Теория механизмов и души (Кузнецова) - страница 4

   -- Здравствуй, Фириш, -- ответил он и вернулся к прерванному занятию. Как официально. Странно, что не на "вы" и без "госпожи".

   Я тихонько опустилась на стул, наблюдая за ним и ожидая, пока мужчина сам начнёт разговор. Помогать ему и спасать от ощущения неловкости я была не намерена. Движения Чина, пытавшегося вилкой выловить скорлупу, были суетливыми и неловкими, очень нехарактерными для его точных чутких пальцев, и почему-то это вызывало раздражение.

   -- Ты рано сегодня, -- всё-таки заговорил он, накрывая сковороду крышкой, опустил ладони на тумбочку. В мою сторону не посмотрел, разглядывая не то собственные руки, не то узорчатую плитку на стене. А я внимательно разглядывала мужчину и ждала, пока он наконец скажет то, что должен, и провалит из моей жизни.

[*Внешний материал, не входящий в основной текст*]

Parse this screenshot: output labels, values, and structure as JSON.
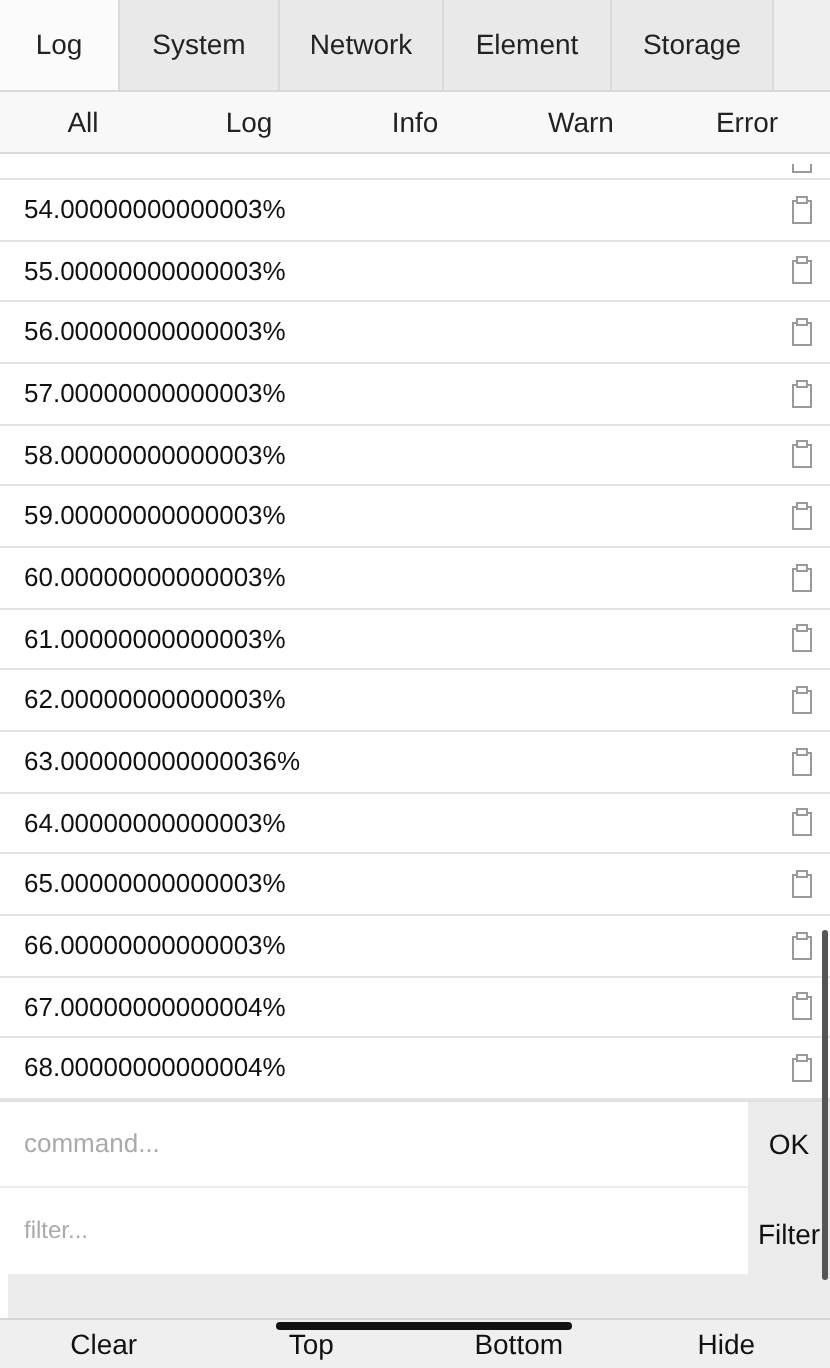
{
  "tabs": [
    {
      "label": "Log",
      "selected": true
    },
    {
      "label": "System",
      "selected": false
    },
    {
      "label": "Network",
      "selected": false
    },
    {
      "label": "Element",
      "selected": false
    },
    {
      "label": "Storage",
      "selected": false
    }
  ],
  "filters": [
    {
      "label": "All"
    },
    {
      "label": "Log"
    },
    {
      "label": "Info"
    },
    {
      "label": "Warn"
    },
    {
      "label": "Error"
    }
  ],
  "log_rows": [
    "54.00000000000003%",
    "55.00000000000003%",
    "56.00000000000003%",
    "57.00000000000003%",
    "58.00000000000003%",
    "59.00000000000003%",
    "60.00000000000003%",
    "61.00000000000003%",
    "62.00000000000003%",
    "63.000000000000036%",
    "64.00000000000003%",
    "65.00000000000003%",
    "66.00000000000003%",
    "67.00000000000004%",
    "68.00000000000004%"
  ],
  "command": {
    "placeholder": "command...",
    "button": "OK"
  },
  "filter": {
    "placeholder": "filter...",
    "button": "Filter"
  },
  "toolbar": [
    "Clear",
    "Top",
    "Bottom",
    "Hide"
  ]
}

   -- Так получилось, -- поморщившись, отмахнулась я. Желание делиться с ним страхами и подробностями ночного кошмара пропало вместе с зубной щёткой из ванной комнаты.

   -- Фириш, я... ухожу, -- всё-таки решился он. -- Хотел избежать разговора, оставил тебе письмо в прихожей, но раз так... Прости, но я так больше не могу.

   -- Ты у меня прощения просишь или у яичницы? -- тихо уточнила я, тщетно пытаясь отыскать в себе боль и обиду. Но было тоскливо, скучно и пусто. И немного противно -- от всей этой сцены, от этого глупого разговора, от глупого сна, заставившего меня подскочить в такую рань. А ещё почему-то холодно, хотя Тёмная сторона холодами не балует. Может, лучше было бы проснуться позже и просто прочитать письмо?

   -- Я... в Домну, почему я вообще должен просить прощения?! -- раздражённо воскликнул он, с грохотом передвинул сковороду на соседнюю холодную горелку и резко развернулся на месте. -- Я так больше не могу, довольна?

   -- Как -- так? -- переспросила я, разглядывая его лицо. Узкое, одухотворённое, с большими печальными тёмными глазами, обрамлённое спадающими на плечи волнистыми волосами цвета "быстрой лавы" -- ярко-оранжевыми, будто даже светящимися. Тонкая фигура; скорее изящная, чем мужественная, но при этом не производящая впечатления слабости. Так обычно сложены танцоры. Красивый и знающий об этом мужчина.

   -- Жить в твоей мастерской! -- он всплеснул руками. Жест был какой-то удивительно некрасивый, визгливо-женский и наигранный, истеричный.

   -- Ты туда даже не заходишь, -- поморщилась я, не отводя взгляда.

   -- Зато она заходит ко мне! -- Чичилин скривился. -- От тебя пахнет не духами, как от нормальных женщин, а смазкой. По всему дому раскиданы детали, даже в еде твои проклятые гайки, а в холодильном шкафу на самом видном месте -- банка с вонючей бурой жижей!